To be fair, such universities like mine only function on quorum of students per class, finances being a major factor. How many parents do we know of in Kenya that would agree to pay for their child to take a course in African Studies? In a country that still looks at just up to four career fields as legitimate professions – namely medicine, law, engineering and accounting – it is very difficult to guess the number.
It comes down to sacrifice. We all have to be radical enough to stick our necks out for the greater good. But with the current passivity in pragmatic patriotism, we might be stuck in this vicious cycle a while longer.

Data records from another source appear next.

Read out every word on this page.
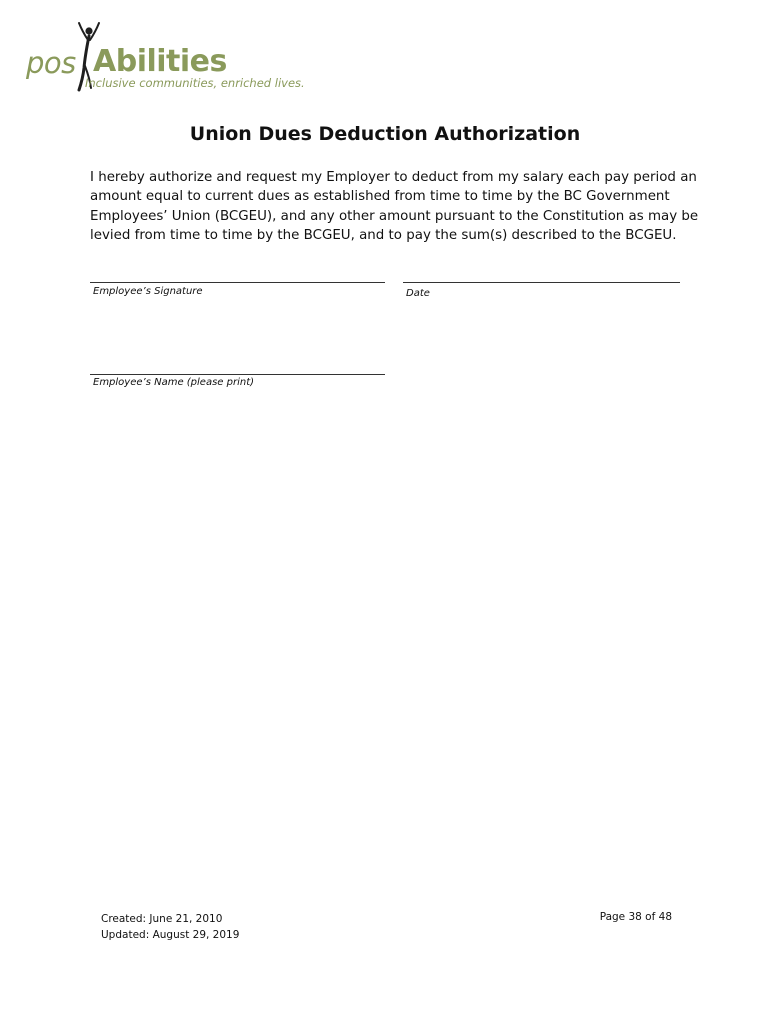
pos Abilities
Inclusive communities, enriched lives.
Union Dues Deduction Authorization
I hereby authorize and request my Employer to deduct from my salary each pay period an
amount equal to current dues as established from time to time by the BC Government
Employees’ Union (BCGEU), and any other amount pursuant to the Constitution as may be
levied from time to time by the BCGEU, and to pay the sum(s) described to the BCGEU.
Employee’s Signature	Date
Employee’s Name (please print)
Created: June 21, 2010
Updated: August 29, 2019
Page 38 of 48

I pray that change for the better starts now rather than later. That brand sign on KICC is taunting my sense of pride as a Kenyan. I would want to hide under a seat if I was to ride by the monument while sitting next to a Chinese or a Mzungu in a bus (no pun intended), and maybe roll up a tinted window if I happen to be stuck in a traffic jam in a car alongside theirs. I clearly cannot boldly be myself, much less hold face in such shame. And so, in the same way, only God knows what types of cutting edge works of progress we hinder from our young ones by turning a blind eye to such dissonances.
That building to a large extent represents who I am as a Kenyan. It is printed on our currency – another national symbol of our identity, sovereignty, economy, unity and patriotism – and is one of the first things that come to mind when I think of Kenya. It is now quite literally a laughing stock, and I’m quite done being laughed at.